The gender pay gap: do women just need to negotiate better?

16 Nov 2015 • by Inge Woudstra

There’s been a lot of commotion in the media about the gender pay gap recently. Some people argue it’s only natural as men tend to work longer hours, and often work in areas where skills are remunerated higher. Yet, when those differences are taken into account women are still paid less for exactly the same jobs. 

Others argue that perhaps it's only fair. After all, men and women are different. That is true, but even though we are different, we can still achieve the same. Many women now are in senior positions, proving every day that women can lead teams, run projects and lead organisations just as well as men (or just as badly in some cases). 

Many women get really upset about the gender pay gap, and blame the male dominated world we live in. Others think women themselves are to blame, as they should just negotiate better. 

However, there is another way of looking at it, and that way will get to the crux of what’s causing the problem and give lots of insights on what can be done. 

Why are women paid less?

Women are paid less, and it's connected to how women work. Yes, women can do the same jobs, however they will often do it in a different way; less visible and more facilitative. Women for instance, usually have a more inclusive and accessible style. This is linked to how women compete.

Women compete on relationships, being nicest and most popular. This doesn’t mean women are nice, it’s about being seen to be nice. Inclusive language and behaviour and commenting positively on others helps build their position in the hierarchy. Girls learn that from a young age, and if they do not conform other girls will ostracize them. Consequently results are not seen or attributed to circumstances or the team will get the praise rather than the individual.

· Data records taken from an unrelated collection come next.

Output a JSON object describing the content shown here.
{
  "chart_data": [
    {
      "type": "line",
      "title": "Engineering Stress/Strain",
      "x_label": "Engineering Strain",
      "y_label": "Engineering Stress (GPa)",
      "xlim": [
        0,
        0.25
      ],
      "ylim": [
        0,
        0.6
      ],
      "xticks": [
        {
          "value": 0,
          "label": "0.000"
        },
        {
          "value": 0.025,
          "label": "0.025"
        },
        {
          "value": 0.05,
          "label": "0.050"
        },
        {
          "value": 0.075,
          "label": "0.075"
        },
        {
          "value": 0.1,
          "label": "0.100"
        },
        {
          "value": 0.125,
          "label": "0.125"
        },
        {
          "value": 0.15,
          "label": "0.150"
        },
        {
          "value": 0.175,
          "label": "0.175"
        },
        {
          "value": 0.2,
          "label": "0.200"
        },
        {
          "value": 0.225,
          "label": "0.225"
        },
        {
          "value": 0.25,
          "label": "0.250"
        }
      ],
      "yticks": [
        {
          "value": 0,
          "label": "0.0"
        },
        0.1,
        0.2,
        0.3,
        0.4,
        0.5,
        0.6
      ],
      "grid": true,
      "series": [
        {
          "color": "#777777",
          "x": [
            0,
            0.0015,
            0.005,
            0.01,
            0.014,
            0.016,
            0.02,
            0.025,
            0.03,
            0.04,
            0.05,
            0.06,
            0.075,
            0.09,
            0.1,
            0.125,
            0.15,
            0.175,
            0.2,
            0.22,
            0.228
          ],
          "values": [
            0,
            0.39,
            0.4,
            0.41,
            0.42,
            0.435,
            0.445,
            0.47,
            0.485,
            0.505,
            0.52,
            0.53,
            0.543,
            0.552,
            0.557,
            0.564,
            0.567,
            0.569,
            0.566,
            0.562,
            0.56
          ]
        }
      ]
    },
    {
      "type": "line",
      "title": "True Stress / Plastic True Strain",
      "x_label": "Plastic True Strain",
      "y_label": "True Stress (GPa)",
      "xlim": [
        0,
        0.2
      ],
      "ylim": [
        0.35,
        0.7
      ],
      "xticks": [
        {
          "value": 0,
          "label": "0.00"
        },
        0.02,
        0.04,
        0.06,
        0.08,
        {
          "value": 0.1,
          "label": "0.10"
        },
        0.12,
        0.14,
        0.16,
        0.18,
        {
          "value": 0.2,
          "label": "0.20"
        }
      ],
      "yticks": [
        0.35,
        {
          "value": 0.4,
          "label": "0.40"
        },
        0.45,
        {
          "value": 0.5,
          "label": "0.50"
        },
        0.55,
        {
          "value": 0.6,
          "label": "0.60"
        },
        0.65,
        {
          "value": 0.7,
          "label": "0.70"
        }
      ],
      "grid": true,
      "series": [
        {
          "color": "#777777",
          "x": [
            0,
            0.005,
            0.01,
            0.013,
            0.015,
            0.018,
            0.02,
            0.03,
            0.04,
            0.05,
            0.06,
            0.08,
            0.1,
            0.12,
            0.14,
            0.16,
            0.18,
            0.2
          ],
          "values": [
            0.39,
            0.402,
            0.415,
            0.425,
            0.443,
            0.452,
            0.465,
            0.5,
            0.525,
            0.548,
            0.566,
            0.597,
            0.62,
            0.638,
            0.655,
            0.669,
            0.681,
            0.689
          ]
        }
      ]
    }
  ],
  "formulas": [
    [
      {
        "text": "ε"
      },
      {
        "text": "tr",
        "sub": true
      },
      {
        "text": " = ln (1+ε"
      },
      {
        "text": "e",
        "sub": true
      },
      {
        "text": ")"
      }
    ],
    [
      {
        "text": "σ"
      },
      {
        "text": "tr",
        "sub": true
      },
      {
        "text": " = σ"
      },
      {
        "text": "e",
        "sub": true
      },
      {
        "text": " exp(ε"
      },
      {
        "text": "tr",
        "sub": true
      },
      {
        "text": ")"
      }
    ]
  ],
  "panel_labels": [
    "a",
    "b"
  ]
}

Men usually have a more commanding, controlling style. They compete on being the biggest, the strongest or the best. Their position in the hierarchy can for instance be demonstrated by words, so it’s important to them to broadcast achievements and speak in a commanding, authoritative way. Their place in the hierarchy can also be demonstrated with status symbols such as job titles, perks - like office size, type of desk or car - and salary and related benefits. Boys learn from a young age to compete in this way, and it's readily accepted by other boys.

The solution is in being gender smart: being aware of those differences in how men and women compete and applying that knowledge.

How can you be gender smart in your HR practices?

  1. Create transparency, and publish pay. When women see what others are paid they will speak up. 
  2. Measure output in objective ways where possible. In places where there are clear output criteria the gender pay gap is almost non-existent. 
  3. Teach women to speak up about their contribution, and show them that both more female and more male competencies are of value in your organisation.

How can you be a gender smart female?

  1. Be visible and speak up; women do work differently from men. How do you work? 
  2. The way women work brings value. How do you bring value and results for the organisation? 
  3. Find ways of speaking up that work for you. How can you talk about your achievements, while not feeling you are damaging relationships? How could it help others?